On Russia. Today's Challenges
(This book's review is published in French only. Original book's title: De la Russie. Les enjeux actuels.)
Fin et touffu, généreux dans ses visions, multiple dans ses explications, d’un superbe mépris pour les frontières du débat: ce livre ressemble à la Russie. Voici une mine de réflexions pour ceux qui souhaitent approcher le pays d’aujourd’hui en revivant celui d’hier, le même, cette Russie agitée de 'la manie de la grandeur et des délices de l’auto-dénigrement'...
Une nouvelle bipolarité, dit l’auteur, oppose les pays qui entendent fonder le développement économique sur la démocratie à l’énorme armée de ceux qui veulent l’asseoir sur l’autorité –la Russie étant évidemment de ces derniers.
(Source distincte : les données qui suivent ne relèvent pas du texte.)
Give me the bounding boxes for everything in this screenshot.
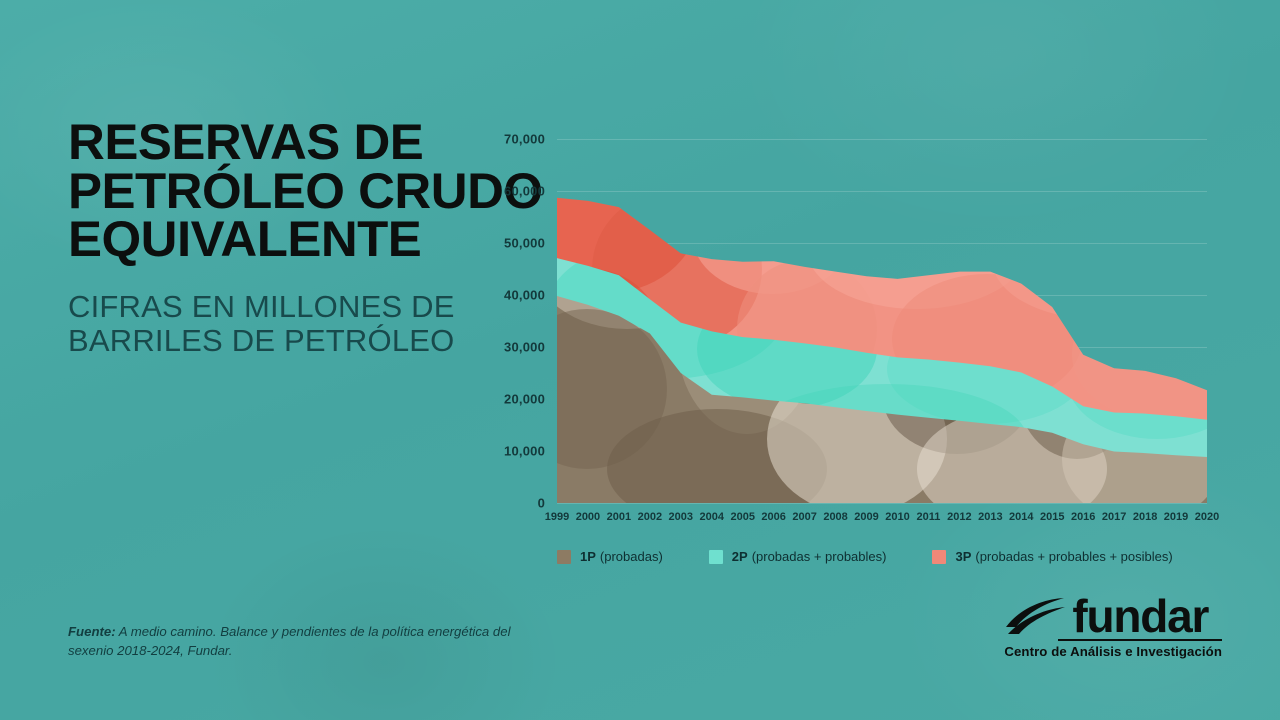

Et pourtant l’autorité n’y fonctionne plus guère. Le pays est donc frappé par le reflux général de l’arrogance néo-libérale de ces dix dernières années, sans avoir encore réussi à poser les bases d’un changement structurel. Tout est factice, commente Youri Afanassiev, aujourd’hui en Russie: les institutions démocratiques, les règles du marché, les salaires, les règles de production... La Russie ici ne serait-elle qu’un immense décor Potemkine?
On ne se lasse pas de voir les Russes remonter à la racine de leur malheur (tout en souhaitant qu’ils s’en fatiguent bientôt): un espace qui dissout tout sens de la mesure, de l’individu et peut-être de la Raison; une liaison mystérieuse à l’Eglise comme constituante de la nation; un rapport au pouvoir qui, depuis l’opritchtnina de Pierre le Grand jusqu’à la garde rapprochée de Poutine, en passant par le léninisme (dont Afanassiev décrit longuement les racines russes), n’a jamais permis l’émergence d’une société civile ou politique. A la place de la première, une masse indifférenciée tournée vers la survie et, pour la seconde, des institutions qui ne sont qu’un trompe-l’œil couvrant des rapports de pouvoir complexes et éclatés. 'L’Etat et la personne individuelle', écrivait Herzen, 'pouvoir et liberté, communisme et égoïsme (...), voilà les colonnes d’Hercule du grand combat (...). L’Europe apporte une réponse défigurée et abstraite; la Russie une réponse défigurée et sauvage.'
Sur cet héritage, Y. Afanassiev tisse de longues variations qui vont étayer une critique dévastatrice de la Russie post-soviétique. Plus de 10 années de 'liberté' n’ont créé ni les fondements d’une économie ouverte, ni les institutions organisant l’échange entre le peuple et le pouvoir que l’on nomme démocratie. Il n’y a pas vraiment de propriété en Russie, analyse l’auteur, pas vraiment de pouvoir au sens où on l’entend en Occident, et comment décrire un marché sans capitaux? Après une période oscillant entre 'le pire de l’Occident et le pire de la Russie' –on se reportera longuement aux analyses des 'privatisations oligarchiques' de Gaïdar-Tchoubaïs et de la 'privatisation du pouvoir d’Etat' sous Eltsine– Poutine semble en position de stabiliser les choses. Mais réforme-t-il vraiment?
L’affirmation de la 'verticale du pouvoir' est-elle une restructuration profonde du pouvoir d’Etat? La lutte contre l’oligarchie est-elle la marginalisation systématique de la 'part d’ombre' de l’économie et de la société russes? Poutine a-t-il vraiment, au-delà des 'coups' politiques et de la préparation des prochaines élections, une véritable stratégie du changement? Non, répond Y. Afanassiev, car les apparences de la réforme poutinienne s’inscrivent dans une conception de 'démocratie dirigée' qui ne pose nulle part les bases de la société politique dont les Russes ont besoin pour construire à la fois un Etat et une économie modernes.
L’ensemble de l’analyse se conclut sur une vision noire de l’année 2003: la dépression démographique continuera à se faire sentir; l’usure des fonds des entreprises se fera dramatique; la dette extérieure sera à son plus haut niveau alors que les infrastructures du pays appellent d’urgents investissements; le prix du pétrole deviendra peut-être mal contrôlable.
L’analyse, comme les nuits russes, bute sur le: que faire? Et il est vrai que les intellectuels russes, plus ou moins proches du pouvoir, ont aujourd’hui du mal à dire comment, même à un rythme spécifique, pourrait émerger une société civile et politique qui serait la matrice et la gardienne de la démocratie russe. Ce livre n'en donne pas les recettes. Il est pourtant un formidable témoignage d’intelligence et de lucidité, c’est-à-dire, à tout prendre, d’un remarquable optimisme.